Erin McPike's “close examination of the [Romney] campaign's activity” at RealClearPolitics suggests four leading contenders for Mitt Romney's vice presidential pick — former Minnesota governor Tim Pawlenty, Ohio senator Rob Portman, Wisconsin congressman Paul Ryan, and Louisiana governor Bobby Jindal. McPike's article is an intelligent explanation of why these men seem to be leading the pack, with New Hampshire senator Kelly Ayotte, Virginia governor Bob McDonnell, and Florida senator Marco Rubio as long shots.


I read Erin McPike's post, which appeared Thursday, shortly after it was posted, and found it quite interesting. But in fact, I think that if you read it carefully, if anything she gave particular emphasis to Pawlenty and Portman, showing flaws in the others that would make them less likely. But then, Kristol continues:

Over at National Review Online, Jeffrey Anderson makes an intelligent case for Paul Ryan as the strongest pick from among them. For whatever it’s worth, I'm with Anderson, in the pro-Ryan camp. And if not Ryan, then I think my second choice would be Rubio or Jindal.


While this is really Kristol's opinion, to which he has a right, the meat of this is the next bit:

But it doesn't matter what Jeff Anderson thinks, or what I think. What matters is what Mitt Romney thinks.


And this is, of course, true. And what Erin McPike posted is certainly only her attempts to analyze what Mitt Romney might be thinking as he mulls over his choice. And, of course, it is interesting to see Kristol's speculations along the same lines, while we await Mitt Romney's decision:

Here's a clue to what Mitt Romney thinks — a clue that McPike doesn't mention, and that the media in general seem to be glossing over. Ann Romney — who presumably is better informed about her husband's thinking than the rest of us — said this week, "We've been looking at [picking a woman], and I love that option as well."


Yes, Ann Romney's comments are meaningful. But of course, we know what happened four years ago with Sarah Palin, so it had better be a woman who can handle the task, and Erin McPike mentioned Kelly Ayotte's qualifications. But Kristol thinks differently:

Who's the woman? It could be Kelly Ayotte or New Mexico governor Susana Martinez. But as much as I like both of them, I suspect Mitt Romney will see them as risky picks, lacking sufficient high-level government experience to unequivocally answer the question of whether they'd be qualified to take over. No, the woman Ann Romney likely has in mind is Condoleezza Rice, the former secretary of state.
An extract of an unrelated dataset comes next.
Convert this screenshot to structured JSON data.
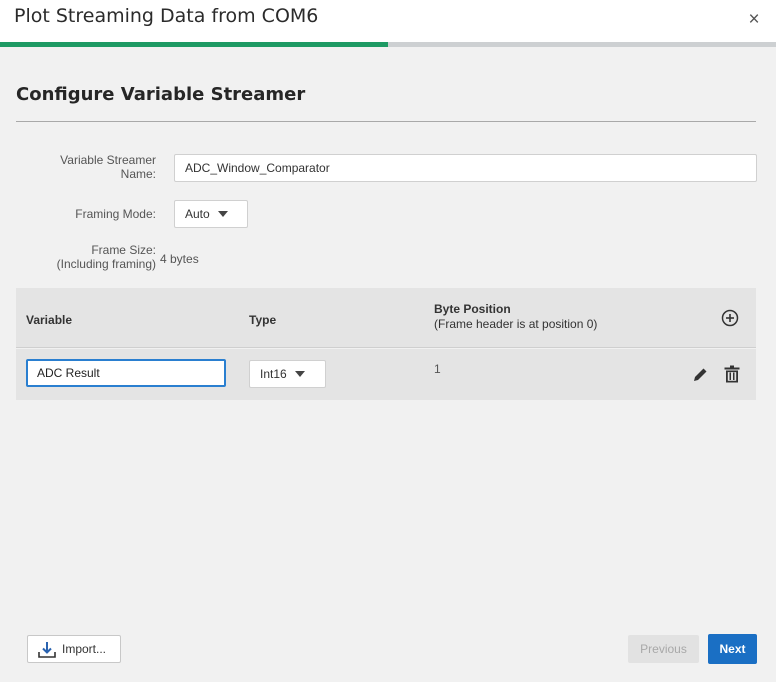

Now frankly, I agree that she would be a great choice. If you read my past posts, I thought she'd even be a great choice for the Presidency. But the fact is, she has made it abundantly clear that she does not want the job. So this is, on Kristol's part, seriously wishful thinking. He continues:

Rice wowed the crowd — and seemed to impress Mitt Romney, who was standing beside her — when she spoke in a featured role at a Romney campaign event two weeks ago in Park City, Utah. Rice is qualified, would be a poised (if novice) candidate, and would complement Romney in terms of area of expertise, gender (obviously!), and life experience. Rice offers an unusual combination of being at once a reassuring pick (she served at the highest levels of the federal government for eight years) and an exciting one.

What's more, while the other VP possibilities have decent but middling favorable/unfavorable ratings (and are mostly unknown), Rice's favorable/unfavorable, according to a Rasmussen poll a couple of months ago, is a pretty staggering 66-24. Rice has said she's not interested — but Dick Cheney said he wasn't interested at this point in 2000.


Somehow, I believe Condoleezza Rice's statement of non-interest. Yet Kristol concludes:

Let me be clear: I'm not advocating the selection of Rice. I'm just reading the tea leaves, and the biggest tea leaf out there right now is Ann Romney's comment. It makes sense to take Ann Romney seriously. Cherchez la femme!


I just think Kristol seriously misreads Ann Romney. And perhaps his “I'm not advocating the selection of Rice” is meant seriously, but I tend to doubt it. For my part, I'd certainly be happy if Mitt Romney picked her, and she chose to run. But I don't think it's likely to happen. If Ann Romney's words mean anything, it pushes forward Kelly Ayotte, who seems eminently qualified (see Erin McPike's post).